We last encountered Mark Regnerus in the pages of the Washington Post, singing the praises of early marriage. Last week, while I was blissfully unawares on vacation, he took his argument to a friendlier audience with a cover story in Christianity Today. In the new piece, Regnerus casts himself as a truth-teller to evangelical America, informing them that in their emphasis on sexual purity, chastity, and virginity, the movement has forgotten to encourage healthy marriages, particularly among the young. He writes (emphasis mine):
Evangelicals tend to marry slightly earlier than other Americans, but not by much. Many of them plan to marry in their mid-20s.Yet waiting for sex until then feels far too long to most of them. And I am suggesting that when people wait until their mid-to-late 20s to marry, it is unreasonable to expect them to refrain from sex. It's battling our Creator's reproductive designs. The data don't lie. Our sexual behavior patterns—the kind I documented in 2007 in Forbidden Fruit—give us away. Very few wait long for sex. Meanwhile, women's fertility is more or less fixed, yet Americans are increasingly ignoring it during their 20s, only to beg and pray to reclaim it in their 30s and 40s.
This message will be, I think, powerfully attractive to many progressive Christians. It accepts — and even celebrates — the naturalness of sexual desire. Regnerus writes, "sex feels great, it feels connectional, it feels deeply human. I never blame [young adults] for wanting that."
And yet, if you plumb Regnerus' worldview, you see that just beneath the sex-positive surface is a deep yearning for traditional gender roles. He's upset with Christian America not just because it has made sex so shameful, but also because the community has bought into a trend in the wider culture: that of encouraging both men and women to delay marriage into their late-20s, in order to focus on education, career success, and financial stability. "Most young Americans no longer think of marriage as a formative institution, but rather as the institution they enter once they think they are fully formed," he laments.
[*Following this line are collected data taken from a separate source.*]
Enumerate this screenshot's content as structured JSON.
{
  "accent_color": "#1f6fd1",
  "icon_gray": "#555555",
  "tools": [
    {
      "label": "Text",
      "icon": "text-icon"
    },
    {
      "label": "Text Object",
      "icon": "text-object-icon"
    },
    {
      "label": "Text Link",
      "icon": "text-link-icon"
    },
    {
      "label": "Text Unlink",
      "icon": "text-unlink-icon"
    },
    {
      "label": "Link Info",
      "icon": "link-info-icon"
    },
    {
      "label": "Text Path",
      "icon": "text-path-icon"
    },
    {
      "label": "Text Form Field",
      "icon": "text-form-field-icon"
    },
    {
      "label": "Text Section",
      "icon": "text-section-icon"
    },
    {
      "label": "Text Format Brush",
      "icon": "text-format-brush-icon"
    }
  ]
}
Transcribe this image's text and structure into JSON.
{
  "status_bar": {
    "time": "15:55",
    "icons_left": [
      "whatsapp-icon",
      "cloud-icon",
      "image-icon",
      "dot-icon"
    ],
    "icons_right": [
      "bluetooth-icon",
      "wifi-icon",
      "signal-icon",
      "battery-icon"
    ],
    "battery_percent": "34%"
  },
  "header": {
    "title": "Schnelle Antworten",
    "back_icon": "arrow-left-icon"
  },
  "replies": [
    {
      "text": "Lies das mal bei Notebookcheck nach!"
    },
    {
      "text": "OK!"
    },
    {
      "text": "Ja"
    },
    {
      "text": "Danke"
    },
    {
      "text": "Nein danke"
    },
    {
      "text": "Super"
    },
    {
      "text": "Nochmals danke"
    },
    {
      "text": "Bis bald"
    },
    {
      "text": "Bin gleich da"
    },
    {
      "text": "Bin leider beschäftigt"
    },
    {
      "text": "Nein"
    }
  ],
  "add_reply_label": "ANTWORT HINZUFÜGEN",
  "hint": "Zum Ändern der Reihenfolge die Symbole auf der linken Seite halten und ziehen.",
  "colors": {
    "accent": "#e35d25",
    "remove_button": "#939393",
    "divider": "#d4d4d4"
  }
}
That's true — and there are major benefits to that. As Regnerus admits, financially-stable, highly-educated, slightly-older couples are much more likely to avoid divorce. His solution to this problem is to encourage parents and communities to offer more "support" to young couples in love. He seems to envision all these young lovers as middle-class college students with bright futures ahead, and parents able to offer a gentle push toward bourgeois marriage, preferably with open checkbook in hand. With their families' and ministers' approval and counsel, Regnerus imagines, young people can reasonably marry at the age of 20 or 21, and thus engage in guilt-free, God-sanctioned sex.
But in his enthusiasm for young women hunkering down at home with hubby and kids — they must not "ignore" their reproductive destinies! — Regnerus simply ignores the class implications of his argument. Poor people in their early 20s don't have the inherited socioeconomic and educational advantages that would make success at early marriage more likely. Economic instability and early marriage are leading predictors of divorce. Put together, they are disastrous for a couple's future.
If Regnerus really wanted to encourage early marriage and more stable, young families, he might support government social safety nets, such as universal health care, child care, and maternity and paternity leave. All of these make parenthood and marriage more tenable for the young and poor. Yet he describes himself in the piece as a lifelong "fiscal conservative." It's hard, then, not to conclude that, like the evangelical Christian movement as a whole, Regnerus is really more interested in promoting "traditional" family life — with a woman at home — than in revisiting notions of sexual abstinence.